Three of our main banksters ; anz, asb and bnz are the second most profitable in the world. Westpac, you know the one, our gubbimint bankster is the fourth bankster but is our primary economy exports competitor Australian owned ( like the others now. And when the fuck did that happen? ) making up the four most profitable banks in the fucking world second only to Canada.
Prince Machiavelli would be impressed. The Sicilian mafia will be in awe. Every single money fiddling NYC bankster will be on a plane to here to see how.

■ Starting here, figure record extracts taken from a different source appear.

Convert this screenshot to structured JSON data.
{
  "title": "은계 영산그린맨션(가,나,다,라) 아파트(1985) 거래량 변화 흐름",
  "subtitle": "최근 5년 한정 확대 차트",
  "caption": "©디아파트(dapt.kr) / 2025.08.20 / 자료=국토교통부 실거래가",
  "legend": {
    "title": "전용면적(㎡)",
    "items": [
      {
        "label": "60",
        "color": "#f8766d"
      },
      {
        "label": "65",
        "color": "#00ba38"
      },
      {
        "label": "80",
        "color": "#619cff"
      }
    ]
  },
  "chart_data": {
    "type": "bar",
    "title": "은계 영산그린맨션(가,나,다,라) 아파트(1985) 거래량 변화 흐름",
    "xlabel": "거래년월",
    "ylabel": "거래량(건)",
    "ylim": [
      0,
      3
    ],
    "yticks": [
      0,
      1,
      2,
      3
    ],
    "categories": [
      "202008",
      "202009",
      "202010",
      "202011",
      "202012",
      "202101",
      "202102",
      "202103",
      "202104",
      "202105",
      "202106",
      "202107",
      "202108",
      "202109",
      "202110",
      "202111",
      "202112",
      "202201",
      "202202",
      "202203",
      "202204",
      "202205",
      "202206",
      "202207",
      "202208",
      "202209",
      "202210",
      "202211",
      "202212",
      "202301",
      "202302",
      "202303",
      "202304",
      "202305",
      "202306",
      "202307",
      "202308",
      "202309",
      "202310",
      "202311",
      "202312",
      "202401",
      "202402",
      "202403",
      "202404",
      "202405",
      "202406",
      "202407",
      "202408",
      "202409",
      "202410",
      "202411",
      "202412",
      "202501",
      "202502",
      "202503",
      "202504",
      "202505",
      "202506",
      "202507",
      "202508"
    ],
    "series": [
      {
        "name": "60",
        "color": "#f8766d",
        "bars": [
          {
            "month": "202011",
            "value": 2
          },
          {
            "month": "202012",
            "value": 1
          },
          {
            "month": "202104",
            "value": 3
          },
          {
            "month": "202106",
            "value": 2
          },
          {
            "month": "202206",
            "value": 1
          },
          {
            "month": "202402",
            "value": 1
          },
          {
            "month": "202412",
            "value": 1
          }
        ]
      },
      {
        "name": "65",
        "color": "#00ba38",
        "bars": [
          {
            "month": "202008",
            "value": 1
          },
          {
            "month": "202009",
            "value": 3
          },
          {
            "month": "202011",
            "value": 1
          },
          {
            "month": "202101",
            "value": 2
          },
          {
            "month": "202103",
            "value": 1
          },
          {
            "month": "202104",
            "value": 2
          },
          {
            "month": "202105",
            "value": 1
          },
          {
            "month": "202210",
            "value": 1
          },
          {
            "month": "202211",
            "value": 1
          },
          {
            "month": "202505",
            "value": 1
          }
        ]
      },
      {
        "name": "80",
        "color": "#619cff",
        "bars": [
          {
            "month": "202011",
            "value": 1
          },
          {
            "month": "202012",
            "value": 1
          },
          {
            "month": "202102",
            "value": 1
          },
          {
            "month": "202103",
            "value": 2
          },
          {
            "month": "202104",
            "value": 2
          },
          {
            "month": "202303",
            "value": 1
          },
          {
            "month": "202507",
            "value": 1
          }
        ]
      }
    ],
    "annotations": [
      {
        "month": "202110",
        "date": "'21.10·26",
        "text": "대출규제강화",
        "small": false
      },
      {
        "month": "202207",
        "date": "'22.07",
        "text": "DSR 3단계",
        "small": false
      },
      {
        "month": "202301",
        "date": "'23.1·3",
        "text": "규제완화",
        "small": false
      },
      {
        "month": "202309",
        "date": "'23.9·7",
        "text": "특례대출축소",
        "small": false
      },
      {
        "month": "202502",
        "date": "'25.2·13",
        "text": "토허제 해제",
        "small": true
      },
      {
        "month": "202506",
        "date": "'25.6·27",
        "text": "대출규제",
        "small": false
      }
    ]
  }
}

We kiwis should expect free health care, free dental care, free educations for our kids, free rail travel, free bus travel, free state housing etc and no 14 multi-billionaires, 3118 multi-millionaires each with a $50 mil net and no foreign owned banks allowed anywhere near us. ESPECIALLY if they’re australian. They’re our agrarian primary industry competitors for Christs sake! Never mind dribbling over the minutiae, let’s instead head directly to the big stuff. ( Hear that squelching? That’s the sounds of multi-billionaire and multi-millionaire arse-holes snapping shut in fright.)